Don Marti

Fri 28 Aug 2009 05:02:42 PM PDT

MLP: Appliance beats cloud?

Cloud beats local x86 on price in Replacing my home backup server with Amazon's S3 by Jeremy Zawodny.

There's another possibility, though: storage appliances using cooler-running processors. My home server is a Linksys NSLU2 "slug" running Debian.

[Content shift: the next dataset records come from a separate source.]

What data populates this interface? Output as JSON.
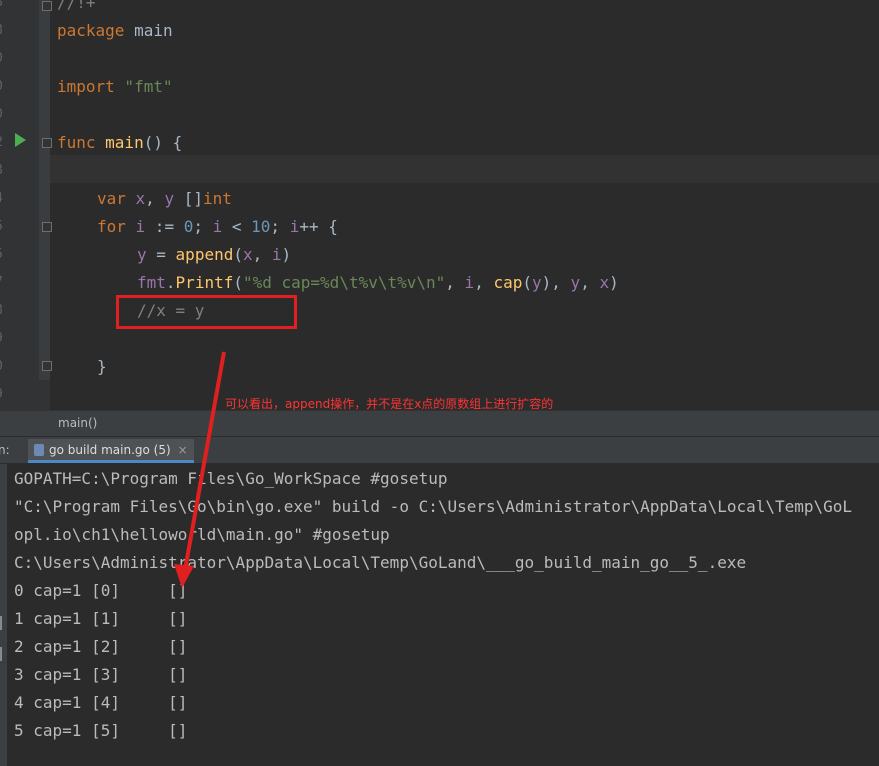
{
  "editor": {
    "gutter_numbers": [
      "8",
      "8",
      "0",
      "0",
      "0",
      "2",
      "8",
      "4",
      "5",
      "5",
      "7",
      "8",
      "9",
      "0",
      "9"
    ],
    "lines": {
      "l0": "//!+",
      "l1_kw": "package",
      "l1_name": " main",
      "l3_kw": "import",
      "l3_str": " \"fmt\"",
      "l5_kw": "func",
      "l5_fn": " main",
      "l5_rest": "() {",
      "l7_kw": "var",
      "l7_a": " x",
      "l7_b": ", ",
      "l7_c": "y",
      "l7_d": " []",
      "l7_e": "int",
      "l8_kw": "for",
      "l8_a": " i",
      "l8_b": " := ",
      "l8_c": "0",
      "l8_d": "; ",
      "l8_e": "i",
      "l8_f": " < ",
      "l8_g": "10",
      "l8_h": "; ",
      "l8_i": "i",
      "l8_j": "++ {",
      "l9_a": "y",
      "l9_b": " = ",
      "l9_c": "append",
      "l9_d": "(",
      "l9_e": "x",
      "l9_f": ", ",
      "l9_g": "i",
      "l9_h": ")",
      "l10_a": "fmt",
      "l10_b": ".",
      "l10_c": "Printf",
      "l10_d": "(",
      "l10_e": "\"%d cap=%d\\t%v\\t%v\\n\"",
      "l10_f": ", ",
      "l10_g": "i",
      "l10_h": ", ",
      "l10_i": "cap",
      "l10_j": "(",
      "l10_k": "y",
      "l10_l": "), ",
      "l10_m": "y",
      "l10_n": ", ",
      "l10_o": "x",
      "l10_p": ")",
      "l11": "//x = y",
      "l13": "}"
    },
    "annotation": "可以看出，append操作，并不是在x点的原数组上进行扩容的",
    "highlight_color": "#e02020"
  },
  "breadcrumb": {
    "label": "main()"
  },
  "run_panel": {
    "prefix": "n:",
    "tab_label": "go build main.go (5)",
    "tab_close": "×"
  },
  "console": {
    "lines": [
      "GOPATH=C:\\Program Files\\Go_WorkSpace #gosetup",
      "\"C:\\Program Files\\Go\\bin\\go.exe\" build -o C:\\Users\\Administrator\\AppData\\Local\\Temp\\GoL",
      "opl.io\\ch1\\helloworld\\main.go\" #gosetup",
      "C:\\Users\\Administrator\\AppData\\Local\\Temp\\GoLand\\___go_build_main_go__5_.exe",
      "0 cap=1 [0]     []",
      "1 cap=1 [1]     []",
      "2 cap=1 [2]     []",
      "3 cap=1 [3]     []",
      "4 cap=1 [4]     []",
      "5 cap=1 [5]     []"
    ]
  },
  "colors": {
    "background": "#2b2b2b",
    "keyword": "#cc7832",
    "function": "#ffc66d",
    "string": "#6a8759",
    "number": "#6897bb",
    "variable": "#9876aa",
    "comment": "#808080",
    "arrow": "#e02020"
  }
}
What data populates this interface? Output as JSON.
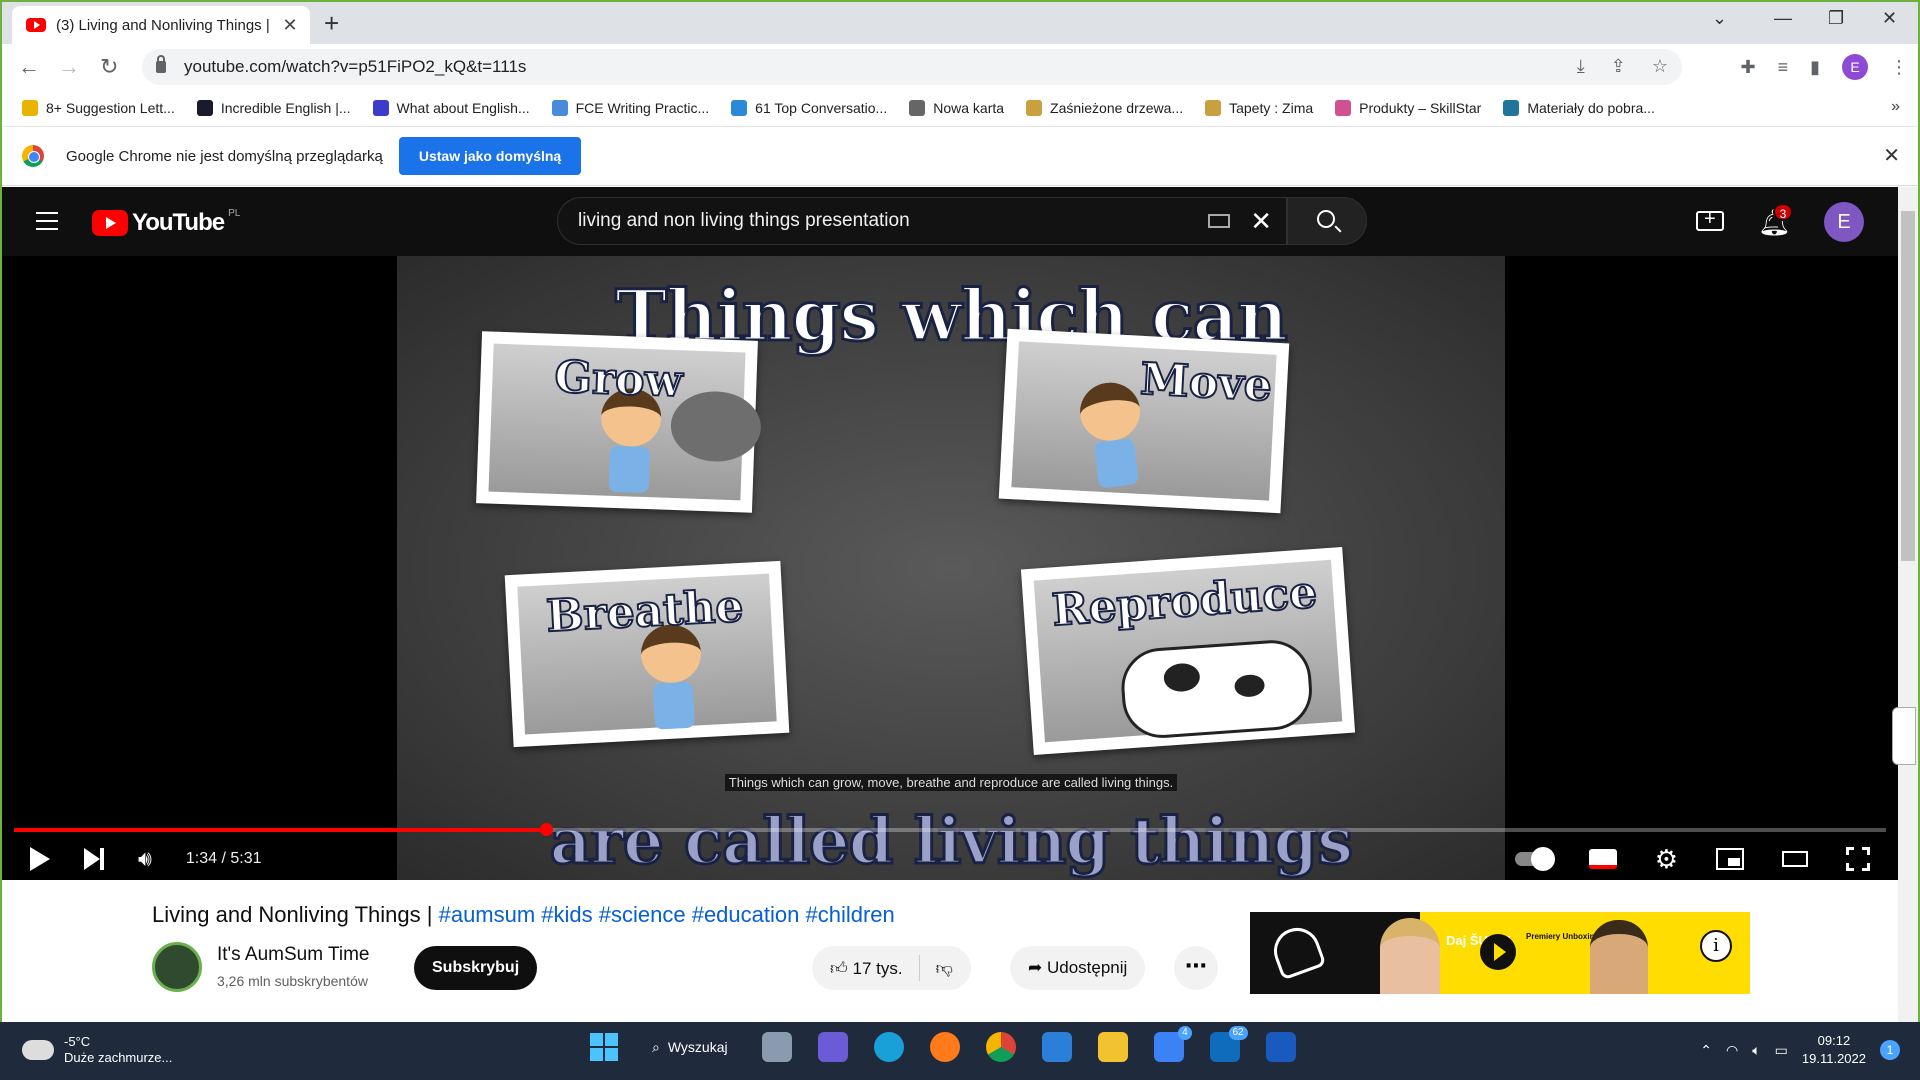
{
  "browser": {
    "tab_title": "(3) Living and Nonliving Things |",
    "url": "youtube.com/watch?v=p51FiPO2_kQ&t=111s",
    "bookmarks": [
      {
        "label": "8+ Suggestion Lett...",
        "color": "#e8b400"
      },
      {
        "label": "Incredible English |...",
        "color": "#1a1a2e"
      },
      {
        "label": "What about English...",
        "color": "#3c3cc8"
      },
      {
        "label": "FCE Writing Practic...",
        "color": "#4a8ad8"
      },
      {
        "label": "61 Top Conversatio...",
        "color": "#2a8ad8"
      },
      {
        "label": "Nowa karta",
        "color": "#666666"
      },
      {
        "label": "Zaśnieżone drzewa...",
        "color": "#c8a040"
      },
      {
        "label": "Tapety : Zima",
        "color": "#c8a040"
      },
      {
        "label": "Produkty – SkillStar",
        "color": "#d05090"
      },
      {
        "label": "Materiały do pobra...",
        "color": "#21759b"
      }
    ],
    "infobar_text": "Google Chrome nie jest domyślną przeglądarką",
    "infobar_button": "Ustaw jako domyślną",
    "profile_initial": "E"
  },
  "youtube": {
    "logo_text": "YouTube",
    "region": "PL",
    "search_query": "living and non living things presentation",
    "notification_count": "3",
    "avatar_initial": "E"
  },
  "player": {
    "time": "1:34 / 5:31",
    "progress": 0.284,
    "frame_title": "Things which can",
    "frame_cards": [
      "Grow",
      "Move",
      "Breathe",
      "Reproduce"
    ],
    "subtitle": "Things which can grow, move, breathe and reproduce are called living things.",
    "frame_bottom": "are called living things"
  },
  "video": {
    "title": "Living and Nonliving Things | ",
    "tags": "#aumsum #kids #science #education #children",
    "channel_name": "It's AumSum Time",
    "subscribers": "3,26 mln subskrybentów",
    "subscribe_label": "Subskrybuj",
    "likes": "17 tys.",
    "share_label": "Udostępnij"
  },
  "ad": {
    "daj_text": "Daj ŠUBA!",
    "promo_text": "Premiery Unboxingi Konkursy!"
  },
  "taskbar": {
    "temperature": "-5°C",
    "weather": "Duże zachmurze...",
    "search_label": "Wyszukaj",
    "todo_badge": "4",
    "mail_badge": "62",
    "time": "09:12",
    "date": "19.11.2022",
    "notif_count": "1"
  }
}
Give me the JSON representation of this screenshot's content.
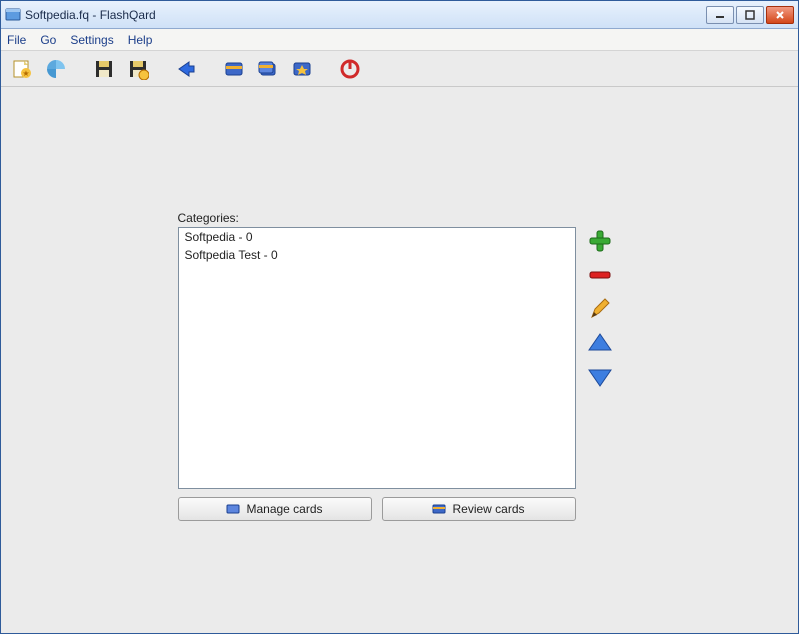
{
  "window": {
    "title": "Softpedia.fq - FlashQard"
  },
  "menubar": {
    "file": "File",
    "go": "Go",
    "settings": "Settings",
    "help": "Help"
  },
  "toolbar": {
    "new": "new",
    "open": "open",
    "save": "save",
    "saveas": "saveas",
    "back": "back",
    "card1": "card1",
    "card2": "card2",
    "card3": "card3",
    "power": "power"
  },
  "main": {
    "categories_label": "Categories:",
    "items": [
      {
        "text": "Softpedia   -   0"
      },
      {
        "text": "Softpedia Test   -   0"
      }
    ],
    "manage_btn": "Manage cards",
    "review_btn": "Review cards"
  },
  "side": {
    "add": "+",
    "remove": "-",
    "edit": "edit",
    "up": "▲",
    "down": "▼"
  }
}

According to this page on battery power for the slug, one slug plus one drive, on Ethernet, draws about 2.7W. Using the same power pricing as in Jeremy's calculations, that's 1.8kwh every four weeks, or 23.6kwh per year, for an annual electricity cost of $3.83.

I got my slug as a leftover from another project, but looking at some of the online shopping sites, it looks like you can get the whole enchilada, including a drive bigger than Jeremy's S3 account, for about $200. Assuming a five-year lifespan, that's a total cost of $219, about 13% of the Amazon price. Of course, that's with no RAID, but I could run a whole extra backup server—redundant everything— and still come in at about a quarter of the price.

Or, with clustered Samba, GFS2, and AoE, you could build a storage system with HA and RAID that would still be cheaper and less power-hungry than an x86 box, and have lower latency than a "cloud" service. And it wouldn't require a heavyweight UPS with inverter for backup power: just something that can deliver 5VDC.

Accidental Linux Advocacy HOWTO I'm not saying that promoting Free Software within a company is counterinsurgency, but I can't help noticing that you get an excellent guide to promoting Free Software within a company if you take this meo from Gen. Petraeus (PDF) and readdress it to Linux professionals, substituting "Proprietary OS fanboys" for "insurgents" and "Other IT professionals" for "Iraqi partners." (Try it.)

It doesn't hurt when I do this Steve Silberman in Wired: Placebos Are Getting More Effective. (If DTC advertising for patent medicine increases the placebo response for generics, does that mean that the patent system is subsidizing two public goods: pharmaceutical R&D and the "take a pill, feel better" meme?)

hyper-pwned Dan Walsh asks, "What happens if there is a bug in the hypervisor?" If you have a VPS on the same server as another VPS that gets rooted, and the intruder can exploit a bug in the hypervisor, then you get compromised, even if you're doing everything right inside your guest. Can SELinux help?

Lawyers vs. security Why Windows security is awful but misses one point. Any new security policy from Microsoft, even a basic virus checker or a "don't open .exe attachments" rule, competes with somebody's add-on feature or breaks somebody's application, and the company affected always raises antitrust concerns. RHT can close port 25 or turn on SELinux without getting the third degree.